Alfvén cascades in JET discharges with NBI-heating
Journal article, 2006
Alfvén cascade (AC) eigenmodes excited by energetic ions accelerated with ion-cyclotron resonance heating in
JET reversed-shear discharges are studied experimentally in high-density plasmas fuelled by neutral beam injection
(NBI) and by deuterium pellets. The recently developed O-mode interferometry technique and Mirnov coils are
employed for detecting ACs. The spontaneous improvements in plasma confinement (internal transport barrier
(ITB) triggering events) and grand ACs are found to correlate within 0.2 s in JET plasmas with densities up to
∼5 × 10^19 m−3. Measurements with high time resolution show that ITB triggering events happen before ‘grand’

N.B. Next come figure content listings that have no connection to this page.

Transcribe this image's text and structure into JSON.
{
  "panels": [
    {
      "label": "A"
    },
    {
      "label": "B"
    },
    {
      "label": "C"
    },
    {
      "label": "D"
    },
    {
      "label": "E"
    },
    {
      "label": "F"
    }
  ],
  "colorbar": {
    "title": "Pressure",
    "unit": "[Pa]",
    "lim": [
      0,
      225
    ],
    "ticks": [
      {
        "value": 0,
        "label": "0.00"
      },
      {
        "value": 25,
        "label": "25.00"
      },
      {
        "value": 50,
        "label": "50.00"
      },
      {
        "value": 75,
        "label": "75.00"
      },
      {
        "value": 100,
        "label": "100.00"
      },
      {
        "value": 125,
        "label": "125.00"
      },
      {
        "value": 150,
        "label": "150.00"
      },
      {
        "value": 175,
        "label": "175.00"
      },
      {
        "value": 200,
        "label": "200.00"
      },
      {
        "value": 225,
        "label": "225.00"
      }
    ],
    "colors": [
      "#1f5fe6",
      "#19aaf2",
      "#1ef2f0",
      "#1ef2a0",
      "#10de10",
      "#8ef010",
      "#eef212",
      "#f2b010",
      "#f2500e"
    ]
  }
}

ACs in the majority of JET discharges, indicating that this improvement in confinement is likely to be associated with
the decrease in the density of rational magnetic surfaces just before qmin(t) passes an integer value. Experimentally
observed ACs excited by sub-Alfvénic NBI-produced ions with parallel velocities as low as V_||NBI ≈ 0.2 · V_A are
found to be most likely associated with the geodesic acoustic effect that significantly modifies the shear-Alfvén
dispersion relation at low frequency. Experiments were performed with a tritium NBI-blip (short time pulse) into
JET plasmas with NBI-driven ACs. Although considerable NBI-driven AC activity was present, good agreement
was found both in the radial profile and in the time evolution of DT neutrons between the neutron measurements
and the TRANSP code modelling based on the Coulomb collision model, indicating the ACs have at most a small
effect on fast particle confinement in this case.